C'était la génération Platini Gratuit
Publié le 11 octobre 2021
C'était la génération Platini

A quoi ressemblait le monde avant l'existence de la Ligue des nations ? Retour sur une époque ou la France de Platini posait les bases des futures victoires des Bleus dans les compétitions officielles.

Il fut un temps où les rencontres dites « amicales » avaient une réelle valeur sportive ( à l’instar des tests matchs en Rugby ). Cette réalité a totalement disparu aujourd’hui, remplacée en Europe par la Ligue des nations pour des raisons sportives et économiques.

Le 25 novembre 1953, l’Angleterre fut battue pour la première fois par une équipe continentale, la Hongrie, dans son sanctuaire de Wembley, de surcroît sur un score de tennis, 6-3. Les Anglais, joueurs orgueilleux s’il en est, promirent de prendre une éclatante revanche. Le destin en décida autrement : six mois plus tard, devant 110 000 spectateurs au Nepstadion de Budapest, les Anglais furent atomisés 7-1. Le mythe de l’Angleterre meilleure sélection du monde toucha définitivement à sa fin.

En clubs on peut également mentionner quelques exemples notables. En août 1972, l’Ajax Amsterdam de Johan Cruyff infligea un 5-0 au Bayern Munich de Franz Beckenbauer. Au mois de mars 1973, en compétition officielle en quart de finale de la C1, les Bavarois furent à nouveau corrigés, cette fois-ci sur le score de 4-0. La vengeance est un plat qui se mange froid dit-on. Le 7 novembre 1978 au cours du jubilé Johan Cruyff, le Bayern Munich étrilla l’Ajax Amsterdam 8-0, Charles Corver refusant au passage 3 buts valables aux Bavarois.

En août 1980 le Real Madrid subit une des plus grandes humiliations de son histoire à l'issue d'un 9-1 particulièrement gratiné face au Bayern Munich. De même qu'en août 1988 et août 1990, lors de ces deux éditions du trophée Bernabeu, le Milan AC remporta deux victoires probantes contre le Real Madrid, 3-0 et 3-1.

En résumé s’y avait évidemment des matchs plus importants que d’autres, tous avaient de la valeur à l’époque, pour des raisons aussi bien sportives qu'économiques.

Avant de conquérir des victoires en compétitions officielles, notre équipe de France excella dans ce type de rencontres, au point que la génération Platini fut surnomma la « championne du monde des matchs amicaux ». Peut-être bien que tout commença avec Stefan Kovacs (deux fois vainqueurs de la C1 avec le grand Ajax en 1972 et 1973) qui prit le chevet de l’équipe de France en 1973 alors que celle-ci était une formation peu compétitive et qui faisait beaucoup de complexes face aux nations majeures.

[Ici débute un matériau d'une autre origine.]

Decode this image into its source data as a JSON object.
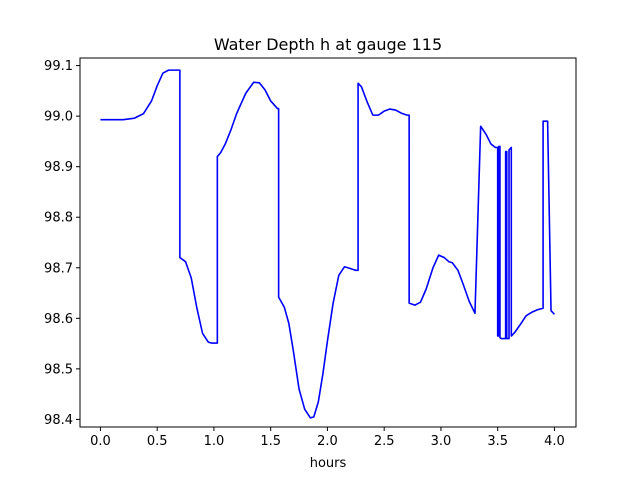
{
  "chart_data": {
    "type": "line",
    "title": "Water Depth h at gauge 115",
    "xlabel": "hours",
    "ylabel": "",
    "xlim": [
      -0.18,
      4.19
    ],
    "ylim": [
      98.385,
      99.115
    ],
    "xticks": [
      0.0,
      0.5,
      1.0,
      1.5,
      2.0,
      2.5,
      3.0,
      3.5,
      4.0
    ],
    "xtick_labels": [
      "0.0",
      "0.5",
      "1.0",
      "1.5",
      "2.0",
      "2.5",
      "3.0",
      "3.5",
      "4.0"
    ],
    "yticks": [
      98.4,
      98.5,
      98.6,
      98.7,
      98.8,
      98.9,
      99.0,
      99.1
    ],
    "ytick_labels": [
      "98.4",
      "98.5",
      "98.6",
      "98.7",
      "98.8",
      "98.9",
      "99.0",
      "99.1"
    ],
    "grid": false,
    "line_color": "#0000ff",
    "series": [
      {
        "x": [
          0.0,
          0.1,
          0.2,
          0.3,
          0.38,
          0.45,
          0.5,
          0.55,
          0.6,
          0.65,
          0.7,
          0.7,
          0.75,
          0.8,
          0.85,
          0.9,
          0.95,
          0.98,
          1.02,
          1.03,
          1.03,
          1.06,
          1.1,
          1.15,
          1.2,
          1.28,
          1.35,
          1.4,
          1.45,
          1.5,
          1.56,
          1.57,
          1.57,
          1.62,
          1.66,
          1.7,
          1.75,
          1.8,
          1.85,
          1.88,
          1.92,
          1.96,
          2.0,
          2.05,
          2.1,
          2.15,
          2.18,
          2.22,
          2.25,
          2.27,
          2.27,
          2.3,
          2.35,
          2.4,
          2.45,
          2.5,
          2.55,
          2.6,
          2.65,
          2.7,
          2.72,
          2.72,
          2.77,
          2.82,
          2.87,
          2.93,
          2.98,
          3.03,
          3.07,
          3.1,
          3.15,
          3.2,
          3.25,
          3.3,
          3.35,
          3.35,
          3.4,
          3.44,
          3.48,
          3.5,
          3.5,
          3.51,
          3.51,
          3.52,
          3.52,
          3.53,
          3.57,
          3.57,
          3.58,
          3.58,
          3.6,
          3.6,
          3.62,
          3.62,
          3.65,
          3.7,
          3.75,
          3.8,
          3.85,
          3.9,
          3.9,
          3.94,
          3.94,
          3.97,
          4.0
        ],
        "y": [
          98.993,
          98.993,
          98.993,
          98.996,
          99.005,
          99.03,
          99.06,
          99.085,
          99.091,
          99.091,
          99.091,
          98.72,
          98.712,
          98.68,
          98.62,
          98.57,
          98.553,
          98.551,
          98.551,
          98.551,
          98.92,
          98.928,
          98.945,
          98.973,
          99.005,
          99.045,
          99.067,
          99.066,
          99.052,
          99.03,
          99.015,
          99.015,
          98.642,
          98.622,
          98.59,
          98.535,
          98.46,
          98.42,
          98.403,
          98.405,
          98.435,
          98.49,
          98.555,
          98.63,
          98.685,
          98.702,
          98.7,
          98.697,
          98.695,
          98.695,
          99.065,
          99.058,
          99.028,
          99.002,
          99.002,
          99.01,
          99.014,
          99.012,
          99.006,
          99.002,
          99.002,
          98.63,
          98.626,
          98.632,
          98.658,
          98.7,
          98.725,
          98.72,
          98.712,
          98.71,
          98.695,
          98.665,
          98.633,
          98.61,
          98.98,
          98.98,
          98.963,
          98.945,
          98.938,
          98.938,
          98.565,
          98.565,
          98.94,
          98.94,
          98.562,
          98.56,
          98.56,
          98.93,
          98.93,
          98.56,
          98.56,
          98.933,
          98.938,
          98.565,
          98.572,
          98.588,
          98.605,
          98.612,
          98.617,
          98.62,
          98.99,
          98.99,
          98.988,
          98.615,
          98.608
        ]
      }
    ]
  }
}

Le 7 septembre 1974 à Wroclaw, les joueurs de Stefan Kovacs affrontèrent la Pologne (brillante troisième de la coupe du monde 1974 en RFA quelques semaines plus tôt) qui avait battu de grandes sélections comme l’Angleterre, l’Argentine, l’Italie, la Suède, la Yougoslavie, le Brésil. L’outsider français remporta une belle victoire contre le favori polonais 2-0 grâce à des buts de Christian Coste de Jean-François Jodar. Stefan Kovacs ne parvint cependant pas à qualifier les Bleus pour l’Euro 1976, devancés dans leur groupe par la Belgique et la RDA. Toutefois l'effectif se montra à son aise dans les rencontres amicales comme l’atteste la victoire 2-0 contre la Hongrie (demi-finaliste de l’Euro 1972 trois ans plus tôt), en mars 1975, ou les victoires contre des équipes de clubs prestigieux (les Bleus en disputèrent plusieurs entre 1974 et 1984), 1-0 contre l’Ajax Amsterdam en avril 1974 (but d’Henri Michel), 4-2 devant le Benfica d’Eusebio en août 1974, 3-1 face au Real Madrid de Gunter Netzer et Paul Breitner en août 1975, ouverture du score d’Henri Michel et doublé de Dominique Rocheteau.

En 1976 l’adjoint de Stefan Kovacs, Michel Hidalgo, prit les rênes de la sélection et profita de l’avènement de Michel Platini. Les Bleus confirmèrent leurs bonnes dispositions dans les rencontres amicales face à des équipes de prestige. En avril 1976 à Lens, les Bleus battirent à nouveau la Pologne 2-0. En août 1976; l’équipe de France effectua au Parc des Princes une prestation éblouissante contre Moenchengladbach, une des quatre meilleures équipes de clubs des années 1970, et l’emporta 5-0. En 1977 en février 1977 pour l’une des dernières sélections de Franz Beckenbauer, la RFA s’inclina 1-0 devant les Bleus avec un but d’Olivier Rouyer. A la fin du mois de juin 1977 les joueurs de Michel Hidalgo effectuèrent une tournée en Amérique du Sud pour y affronter les deux ténors du continent qu sont l’Argentine et le Brésil. Les bleus signèrent deux belles prestations : 0-0 à Buenos Aires, 2-2 dans le mythique Maracanã après avoir été menés 2-0, avec des buts de Marius Trésor et Didier Six.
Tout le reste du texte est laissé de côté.